Pour autant, Me APEVON et ses amis ont-ils raison de quitter le parti et d’aller en créer un nouveau ?
Pas
si sûr. En effet, le paysage politique togolais est très bipolarisé et
il est difficile pour une troisième force d’émerger. Entre la majorité
au pouvoir et le principal parti d’opposition l’ANC avec ses alliés de
CAP 2015, se faire une place ne sera pas aisée. Bon nombre d’hommes
politiques ont tenté l’expérience pour se rendre à l’évidence de la
bipolarité. Quelle sera l’offre politique de Me APEVON et quel sera son
électorat ? Existe-t-il déjà ? Si oui, où était-il pour expliquer le
faible score du CAR lors des consultations électorales depuis 1998 ? Si
non, où ira-t-il le chercher, avec la centaine de partis politiques
existants ? Le risque pour le député de Lomé, est de se retrouver avec
une formation à la Djimon ORE ou Aimé GOGUE, connue et soutenue
davantage dans son milieu d’origine. Et il est vrai que dans la zone
ouatchi, spécifiquement dans le Vo, Dodji APEVON n’aura aucun mal à
implanter son parti et à se faire élire. Mais l’envergure nationale
suivra dans ces conditions, difficilement. Et au final, ce ne sera qu’un
parti de plus, vite relégué aux rangs des « plaisantins de la
République », comme les affublent avec beaucoup de méchanceté, un
confrère. Si la ligne souhaitée est majoritaire et que les cadres pour
l’essentiel sont contre le surréaliste retour du « bélier de Kouvé », il
eût été plus pertinent de faire valider cette position lors d’un
congrès et de prendre en main totalement et effectivement le CAR, en
marginalisant son « président fondateur », obligé de se mettre dans les
rangs et de faire profil bas. Malgré sa figure tutélaire.

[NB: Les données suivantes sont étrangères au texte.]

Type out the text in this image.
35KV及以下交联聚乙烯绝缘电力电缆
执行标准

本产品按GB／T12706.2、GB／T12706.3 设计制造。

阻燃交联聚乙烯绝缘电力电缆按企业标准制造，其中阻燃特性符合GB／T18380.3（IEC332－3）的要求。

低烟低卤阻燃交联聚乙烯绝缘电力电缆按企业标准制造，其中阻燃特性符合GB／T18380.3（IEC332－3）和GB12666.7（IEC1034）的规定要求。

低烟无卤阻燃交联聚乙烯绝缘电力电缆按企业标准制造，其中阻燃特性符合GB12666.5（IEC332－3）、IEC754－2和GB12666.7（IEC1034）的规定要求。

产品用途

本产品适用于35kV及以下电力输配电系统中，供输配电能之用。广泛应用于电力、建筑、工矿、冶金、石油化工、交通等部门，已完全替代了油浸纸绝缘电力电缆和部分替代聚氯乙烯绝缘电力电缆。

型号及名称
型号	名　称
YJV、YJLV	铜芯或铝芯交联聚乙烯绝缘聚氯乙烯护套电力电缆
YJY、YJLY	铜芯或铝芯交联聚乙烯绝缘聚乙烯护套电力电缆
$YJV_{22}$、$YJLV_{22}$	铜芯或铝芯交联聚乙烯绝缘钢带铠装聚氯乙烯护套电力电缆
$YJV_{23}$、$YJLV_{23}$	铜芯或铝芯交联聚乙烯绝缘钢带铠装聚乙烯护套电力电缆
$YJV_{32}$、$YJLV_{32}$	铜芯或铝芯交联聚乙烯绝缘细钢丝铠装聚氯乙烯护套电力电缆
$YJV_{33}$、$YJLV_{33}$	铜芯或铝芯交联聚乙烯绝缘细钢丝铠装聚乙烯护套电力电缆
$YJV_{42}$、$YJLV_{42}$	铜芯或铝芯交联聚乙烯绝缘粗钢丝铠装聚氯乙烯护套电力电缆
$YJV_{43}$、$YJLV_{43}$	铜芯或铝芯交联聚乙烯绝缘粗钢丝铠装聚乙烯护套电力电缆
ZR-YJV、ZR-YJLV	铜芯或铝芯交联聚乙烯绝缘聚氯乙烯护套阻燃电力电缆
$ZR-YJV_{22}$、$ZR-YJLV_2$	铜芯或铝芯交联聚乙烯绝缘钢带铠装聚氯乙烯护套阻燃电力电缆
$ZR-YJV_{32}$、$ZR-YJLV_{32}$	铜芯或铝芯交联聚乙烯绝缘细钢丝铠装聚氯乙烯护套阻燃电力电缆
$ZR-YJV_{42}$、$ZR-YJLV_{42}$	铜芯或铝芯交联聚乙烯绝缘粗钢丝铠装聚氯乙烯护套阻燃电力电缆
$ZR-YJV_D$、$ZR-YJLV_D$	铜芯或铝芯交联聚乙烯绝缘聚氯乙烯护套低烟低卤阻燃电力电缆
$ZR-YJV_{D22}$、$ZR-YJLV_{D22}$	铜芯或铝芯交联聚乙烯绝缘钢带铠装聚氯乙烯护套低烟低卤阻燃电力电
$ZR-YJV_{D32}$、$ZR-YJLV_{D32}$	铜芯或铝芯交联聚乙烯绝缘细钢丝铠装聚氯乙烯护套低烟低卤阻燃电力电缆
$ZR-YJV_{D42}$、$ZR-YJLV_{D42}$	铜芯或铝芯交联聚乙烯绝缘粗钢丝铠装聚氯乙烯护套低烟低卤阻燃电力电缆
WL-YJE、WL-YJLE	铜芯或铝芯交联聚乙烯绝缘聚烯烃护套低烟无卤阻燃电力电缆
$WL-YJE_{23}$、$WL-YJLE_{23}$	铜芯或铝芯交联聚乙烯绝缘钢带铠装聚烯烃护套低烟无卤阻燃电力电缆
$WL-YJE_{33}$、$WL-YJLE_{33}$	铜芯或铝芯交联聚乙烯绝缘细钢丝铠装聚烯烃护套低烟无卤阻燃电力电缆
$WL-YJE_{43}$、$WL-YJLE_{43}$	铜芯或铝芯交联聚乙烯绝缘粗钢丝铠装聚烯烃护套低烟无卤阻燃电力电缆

L’INCONFORT DE JEAN KISSI:
Dans
ce contexte de guerre fratricide pour laquelle les couteaux sont de
sortie et aiguisés à l’extrême, c’est Jean KISSI qui se retrouve le plus
dans une position inconfortable. Sommé de prendre parti et de dire dans
quel camp il est, lui qui souhaite afficher une certaine neutralité qui
il est vrai, dans cette situation, est difficilement soutenable.
Entre
sa fidélité à Me AGBOYIBO avec lequel il entretient depuis plus de 30
ans des relations plus que politiques, et sa conviction d’un nécessaire
renouvellement de la classe politique, mais également ses amitiés avec
plusieurs cadres, il a visiblement du mal à trancher. Cette hésitation
est interprétée comme un soutien, un blanc-seing accordé au retour vers
le passé. Ce qui est d’ailleurs une lecture logique. Car il faut savoir
prendre ses responsabilités et la force de conviction de tourner le dos
à certains égarements, même venant de son mentor. « Quand on ne veut
pas, on dit non » disait un homme politique sud-africain.
Mais
l’agression dont il a été victime dans sa circonscription de Vogan n’en
est pas pour autant excusable, et ce guet-apens qui lui a été tendu
est simplement scandaleux. Les désaccords politiques, surtout au sein
d’un même camp, ne peuvent se résoudre avec des coups de poings. Au fond
et à l’analyse, il nous semble que la posture de Jean KISSI relève
d’une tactique politicienne. En suivant APEVON et Cie, il risque de
continuer à être tout numéro sauf le N°1. Et la perspective de le
devenir à court et moyen terme, au sein d’une nouvelle formation, est
plus éloignée que s’il restait avec le « bélier ». En effet, APEVON
lui-même et son entourage restent encore relativement jeunes. Tandis que
le « bélier » tire vers sa fin, aussi bien politique que biologique. Sa
place sera plus rapidement à prendre. Simple calcul politique.
DU PETIT LAIT
Pendant
qu’ils se combattent au CAR, c’est UNIR et l’ANC qui boivent du petit
lait. La première peut surfer sur la division congénitale de
l’opposition ; mais également compter sur son éparpillement dans un
contexte de débat public sur les réformes et la question des élections
locales.
Quant
au parti de Jean-Pierre FABRE, il peut enfin jouir de l’hégémonie tant
recherchée, n’ayant plus dans ses pattes, cette troisième force, quoique
affaiblie, qui est restée toujours audible, capable de propositions et
de positions fortes. L’ancien lieutenant de Gilchrist OLYMPIO ne
pleurera certainement pas l’implosion du CAR.